Will luke support fast tokenizer

studio-ousia / luke

LUKE -- Language Understanding with Knowledge-based Embeddings

Apache License 2.0

705 stars 102 forks source link

Will luke support fast tokenizer #170

Open TrickyyH opened 1 year ago

TrickyyH commented 1 year ago

Hello everyone, I am tring to use luke-large for question answering. I met serveral issues when finetune the model by SQAUD-like data, most of the issues comes by not supporting fast tokenizer. So I am wondering if luke will support fast tokenizer in the future, or is any ways to solve the issues. Thank you so much!

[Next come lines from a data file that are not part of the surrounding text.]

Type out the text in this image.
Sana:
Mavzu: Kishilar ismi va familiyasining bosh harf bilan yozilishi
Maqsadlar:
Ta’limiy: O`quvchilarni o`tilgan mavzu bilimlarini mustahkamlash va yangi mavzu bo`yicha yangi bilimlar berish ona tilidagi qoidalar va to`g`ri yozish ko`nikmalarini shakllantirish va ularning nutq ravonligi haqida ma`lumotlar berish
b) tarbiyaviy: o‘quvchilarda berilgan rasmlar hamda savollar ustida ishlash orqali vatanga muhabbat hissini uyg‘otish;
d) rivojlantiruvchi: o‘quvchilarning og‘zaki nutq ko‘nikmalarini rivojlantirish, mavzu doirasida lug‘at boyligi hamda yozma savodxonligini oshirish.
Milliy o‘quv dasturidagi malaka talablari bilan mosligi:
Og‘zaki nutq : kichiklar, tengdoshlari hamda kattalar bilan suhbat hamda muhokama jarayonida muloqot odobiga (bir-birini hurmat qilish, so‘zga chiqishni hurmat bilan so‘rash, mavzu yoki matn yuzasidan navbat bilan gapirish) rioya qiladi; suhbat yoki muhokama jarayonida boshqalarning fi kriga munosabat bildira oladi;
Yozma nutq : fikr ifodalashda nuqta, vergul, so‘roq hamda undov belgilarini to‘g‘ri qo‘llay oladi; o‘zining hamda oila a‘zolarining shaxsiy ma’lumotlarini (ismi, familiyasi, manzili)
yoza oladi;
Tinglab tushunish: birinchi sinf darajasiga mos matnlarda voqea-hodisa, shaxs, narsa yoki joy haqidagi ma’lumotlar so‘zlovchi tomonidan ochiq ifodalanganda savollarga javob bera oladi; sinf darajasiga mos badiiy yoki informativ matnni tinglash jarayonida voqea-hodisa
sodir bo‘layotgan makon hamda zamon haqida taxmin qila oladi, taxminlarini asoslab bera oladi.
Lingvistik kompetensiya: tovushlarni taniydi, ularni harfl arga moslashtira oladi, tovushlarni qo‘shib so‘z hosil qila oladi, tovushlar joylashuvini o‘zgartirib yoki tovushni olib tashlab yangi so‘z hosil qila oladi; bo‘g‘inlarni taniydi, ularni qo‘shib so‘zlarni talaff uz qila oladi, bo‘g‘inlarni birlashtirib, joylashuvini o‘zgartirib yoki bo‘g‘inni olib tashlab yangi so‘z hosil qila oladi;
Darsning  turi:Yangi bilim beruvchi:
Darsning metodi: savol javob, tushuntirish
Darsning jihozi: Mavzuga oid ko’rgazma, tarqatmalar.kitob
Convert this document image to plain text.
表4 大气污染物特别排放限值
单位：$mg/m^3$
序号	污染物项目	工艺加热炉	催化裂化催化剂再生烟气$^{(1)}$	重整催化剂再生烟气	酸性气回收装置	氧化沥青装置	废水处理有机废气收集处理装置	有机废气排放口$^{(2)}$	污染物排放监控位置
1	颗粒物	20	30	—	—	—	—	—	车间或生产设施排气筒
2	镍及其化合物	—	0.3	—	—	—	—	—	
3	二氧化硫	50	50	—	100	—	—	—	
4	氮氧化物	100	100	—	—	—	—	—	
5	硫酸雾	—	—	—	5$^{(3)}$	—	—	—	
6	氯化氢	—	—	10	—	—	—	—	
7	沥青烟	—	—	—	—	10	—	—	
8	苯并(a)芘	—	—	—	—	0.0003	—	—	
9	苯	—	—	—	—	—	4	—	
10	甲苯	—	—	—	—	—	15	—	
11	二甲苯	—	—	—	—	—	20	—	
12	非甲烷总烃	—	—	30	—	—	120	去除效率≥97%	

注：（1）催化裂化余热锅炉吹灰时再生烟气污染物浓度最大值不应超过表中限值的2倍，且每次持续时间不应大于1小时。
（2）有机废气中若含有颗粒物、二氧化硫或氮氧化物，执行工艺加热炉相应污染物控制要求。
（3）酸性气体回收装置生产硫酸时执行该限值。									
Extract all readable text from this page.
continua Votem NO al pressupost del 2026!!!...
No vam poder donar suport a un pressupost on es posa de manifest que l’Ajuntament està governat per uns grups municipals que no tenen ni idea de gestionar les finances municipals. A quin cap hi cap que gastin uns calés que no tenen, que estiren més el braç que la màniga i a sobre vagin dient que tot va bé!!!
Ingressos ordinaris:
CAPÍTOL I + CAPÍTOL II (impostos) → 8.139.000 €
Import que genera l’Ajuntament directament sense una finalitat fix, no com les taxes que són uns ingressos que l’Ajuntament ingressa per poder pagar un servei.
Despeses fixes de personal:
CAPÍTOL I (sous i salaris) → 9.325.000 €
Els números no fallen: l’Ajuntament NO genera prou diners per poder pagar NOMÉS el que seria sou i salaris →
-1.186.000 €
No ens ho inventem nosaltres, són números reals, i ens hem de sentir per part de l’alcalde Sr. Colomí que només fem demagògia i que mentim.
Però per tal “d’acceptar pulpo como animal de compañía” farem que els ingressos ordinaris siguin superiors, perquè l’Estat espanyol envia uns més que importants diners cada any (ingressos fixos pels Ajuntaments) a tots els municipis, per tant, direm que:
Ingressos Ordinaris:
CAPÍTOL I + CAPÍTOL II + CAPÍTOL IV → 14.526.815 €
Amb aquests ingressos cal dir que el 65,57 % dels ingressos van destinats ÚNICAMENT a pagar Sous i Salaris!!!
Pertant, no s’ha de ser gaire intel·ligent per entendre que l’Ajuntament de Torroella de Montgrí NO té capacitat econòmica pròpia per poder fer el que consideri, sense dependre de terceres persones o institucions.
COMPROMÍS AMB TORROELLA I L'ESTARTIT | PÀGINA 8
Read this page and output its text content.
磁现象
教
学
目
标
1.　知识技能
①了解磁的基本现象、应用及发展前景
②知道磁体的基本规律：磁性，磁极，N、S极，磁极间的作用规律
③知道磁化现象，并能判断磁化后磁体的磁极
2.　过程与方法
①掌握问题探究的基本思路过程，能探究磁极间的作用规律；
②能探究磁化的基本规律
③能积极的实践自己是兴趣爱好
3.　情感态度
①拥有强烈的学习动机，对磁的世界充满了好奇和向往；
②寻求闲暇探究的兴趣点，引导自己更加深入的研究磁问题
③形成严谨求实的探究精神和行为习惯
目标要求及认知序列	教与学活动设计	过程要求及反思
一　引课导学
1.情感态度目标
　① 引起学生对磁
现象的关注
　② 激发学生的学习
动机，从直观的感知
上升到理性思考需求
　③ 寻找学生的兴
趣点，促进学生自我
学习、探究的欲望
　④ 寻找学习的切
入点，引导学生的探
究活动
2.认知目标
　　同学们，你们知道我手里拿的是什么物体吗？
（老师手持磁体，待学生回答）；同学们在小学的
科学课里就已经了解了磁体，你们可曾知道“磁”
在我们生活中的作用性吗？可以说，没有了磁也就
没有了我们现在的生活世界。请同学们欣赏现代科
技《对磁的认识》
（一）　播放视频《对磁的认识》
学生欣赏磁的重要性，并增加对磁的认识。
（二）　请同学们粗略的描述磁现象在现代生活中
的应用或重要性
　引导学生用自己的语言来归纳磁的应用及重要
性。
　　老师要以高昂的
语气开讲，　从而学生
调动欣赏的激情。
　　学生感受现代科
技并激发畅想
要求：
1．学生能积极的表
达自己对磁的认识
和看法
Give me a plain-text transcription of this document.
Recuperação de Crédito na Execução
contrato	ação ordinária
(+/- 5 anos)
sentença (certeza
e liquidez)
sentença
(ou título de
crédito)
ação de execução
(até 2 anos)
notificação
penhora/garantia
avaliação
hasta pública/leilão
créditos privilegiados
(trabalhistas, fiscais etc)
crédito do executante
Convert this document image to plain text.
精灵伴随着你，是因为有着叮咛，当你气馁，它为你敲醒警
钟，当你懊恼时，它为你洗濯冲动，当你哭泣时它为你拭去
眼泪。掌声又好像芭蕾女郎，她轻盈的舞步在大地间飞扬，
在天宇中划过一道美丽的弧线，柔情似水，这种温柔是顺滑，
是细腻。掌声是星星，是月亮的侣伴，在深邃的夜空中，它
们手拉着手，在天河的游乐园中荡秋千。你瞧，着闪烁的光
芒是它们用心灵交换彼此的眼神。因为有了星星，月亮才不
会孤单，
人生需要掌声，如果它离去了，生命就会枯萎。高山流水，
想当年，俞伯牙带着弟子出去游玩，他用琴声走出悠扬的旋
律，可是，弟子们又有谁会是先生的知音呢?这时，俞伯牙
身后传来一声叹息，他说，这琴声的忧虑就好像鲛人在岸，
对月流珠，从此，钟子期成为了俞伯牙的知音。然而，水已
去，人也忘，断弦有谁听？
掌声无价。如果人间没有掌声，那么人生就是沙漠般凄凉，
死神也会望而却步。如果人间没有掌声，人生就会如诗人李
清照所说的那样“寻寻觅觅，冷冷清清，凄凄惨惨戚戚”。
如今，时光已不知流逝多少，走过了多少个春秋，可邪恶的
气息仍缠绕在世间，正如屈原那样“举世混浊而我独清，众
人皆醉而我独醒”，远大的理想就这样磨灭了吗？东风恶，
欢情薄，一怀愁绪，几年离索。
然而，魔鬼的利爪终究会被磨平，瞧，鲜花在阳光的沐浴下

abebe9849 commented 1 year ago

Hi! If you refer to the following blog, it seems that offset_mapping can be used with LUKE. It has not been confirmed whether misalignment does not occur at any time. sorry

https://srad.jp/~yasuoka/journal/651897/

tealgreen0503 commented 1 year ago

I thought the same as @TrickyyH. Apart from offset_mapping, for instance, the behaviour of return_overflowing_tokens differs between slow and fast tokenisers. As a result, it becomes difficult to handle long texts in tasks like NER and QA, which LUKE excels at. I would be pleased if you could accommodate the fast tokeniser.

ryokan0123 commented 1 year ago

One possible workaround is to use the fast version of the base tokenizer, such as the Fast version of RobertaTokenizer, which LukeTokenizer is based on 'they have the same subword vocabulary).

However, this approach may not support entity-related outputs, which would require additional code to be written.